I know with beets you probably think there’s only one option when cooking them at home: stain your hands and your cutting board and your pans and everything you own.
Been there, friends. Lost good t-shirts to the cause of beet research. Here to help.
There are many, many ways to eat beets: roasted, caramelized, raw, braised, pickled and pureed. This is a post about the first two.
Peeling beets is a personal choice. If your beets are pretty small, you’re not roasting very many of them and/or you have a sturdy peeler, go ahead and peel them while they’re raw. If your beets are large, you’re roasting a lot and/or you don’t carry around a reliable peeler in your purse like a certain crazy lady whose blog you read, peel them after they’re cooked. Either way, cut them into uniform pieces so that they cook evenly and wear an apron!
I like to line a heavy bottomed small pot with foil (two layers to be safe), preheat the oven to 375 and toss the beets with oil and salt inside the pot. Bake with the lid on until they’re soft. How long that takes will depends on the size of the beet. Start checking after 30 minutes, though they will likely take 45-60.
Okay! Now you have roasted beets. Enjoy them cold in a salad with cucumbers, pickled squash, goat cheese, herbs and spicy vinaigrette. Remember to add pumpkin seeds and golden raisins even though I forgot.

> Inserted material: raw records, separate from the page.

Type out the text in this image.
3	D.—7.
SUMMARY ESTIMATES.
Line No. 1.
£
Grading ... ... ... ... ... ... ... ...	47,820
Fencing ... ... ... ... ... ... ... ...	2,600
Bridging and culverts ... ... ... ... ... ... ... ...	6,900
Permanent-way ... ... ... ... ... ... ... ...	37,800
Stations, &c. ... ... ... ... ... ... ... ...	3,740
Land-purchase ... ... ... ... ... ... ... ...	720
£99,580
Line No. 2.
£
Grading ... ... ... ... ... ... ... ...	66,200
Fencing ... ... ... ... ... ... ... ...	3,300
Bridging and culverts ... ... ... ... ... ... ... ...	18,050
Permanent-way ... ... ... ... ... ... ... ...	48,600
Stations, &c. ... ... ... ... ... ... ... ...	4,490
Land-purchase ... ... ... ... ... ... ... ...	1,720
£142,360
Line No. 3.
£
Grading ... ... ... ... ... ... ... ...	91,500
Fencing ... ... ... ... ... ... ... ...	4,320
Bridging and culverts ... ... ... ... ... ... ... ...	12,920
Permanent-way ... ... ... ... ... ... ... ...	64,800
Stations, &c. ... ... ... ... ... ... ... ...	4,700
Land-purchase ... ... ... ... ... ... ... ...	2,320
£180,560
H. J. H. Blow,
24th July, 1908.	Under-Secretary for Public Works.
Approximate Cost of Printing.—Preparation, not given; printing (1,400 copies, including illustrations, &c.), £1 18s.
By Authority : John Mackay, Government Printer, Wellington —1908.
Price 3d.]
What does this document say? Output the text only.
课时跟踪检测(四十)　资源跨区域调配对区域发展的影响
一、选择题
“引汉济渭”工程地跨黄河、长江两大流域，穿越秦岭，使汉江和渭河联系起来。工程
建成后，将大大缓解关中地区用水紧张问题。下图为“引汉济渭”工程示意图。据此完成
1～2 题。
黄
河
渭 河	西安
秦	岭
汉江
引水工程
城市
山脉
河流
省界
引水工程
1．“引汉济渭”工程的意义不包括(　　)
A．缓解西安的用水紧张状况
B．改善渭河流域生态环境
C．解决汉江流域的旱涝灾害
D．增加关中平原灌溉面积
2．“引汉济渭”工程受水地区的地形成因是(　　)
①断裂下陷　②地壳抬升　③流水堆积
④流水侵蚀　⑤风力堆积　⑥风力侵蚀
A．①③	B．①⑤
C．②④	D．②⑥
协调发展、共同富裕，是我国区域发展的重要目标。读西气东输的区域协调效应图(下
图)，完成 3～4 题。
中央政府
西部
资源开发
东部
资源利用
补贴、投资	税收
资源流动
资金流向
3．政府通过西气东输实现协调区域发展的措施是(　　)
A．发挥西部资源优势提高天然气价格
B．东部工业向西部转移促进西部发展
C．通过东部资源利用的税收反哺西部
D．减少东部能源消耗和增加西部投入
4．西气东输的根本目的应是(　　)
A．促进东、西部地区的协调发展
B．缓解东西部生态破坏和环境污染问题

Now, to caramelize them all you do is put them cut-side down in a well seasoned or non-stick pan heated over medium. The sugar in the beets will start turning into deep caramelization within a minute or so- stay alert! Once they look like this, I think they’re such a nice side dish on their own, or served over something creamy like labneh and topped with a very herb-y dressing like chimichurri.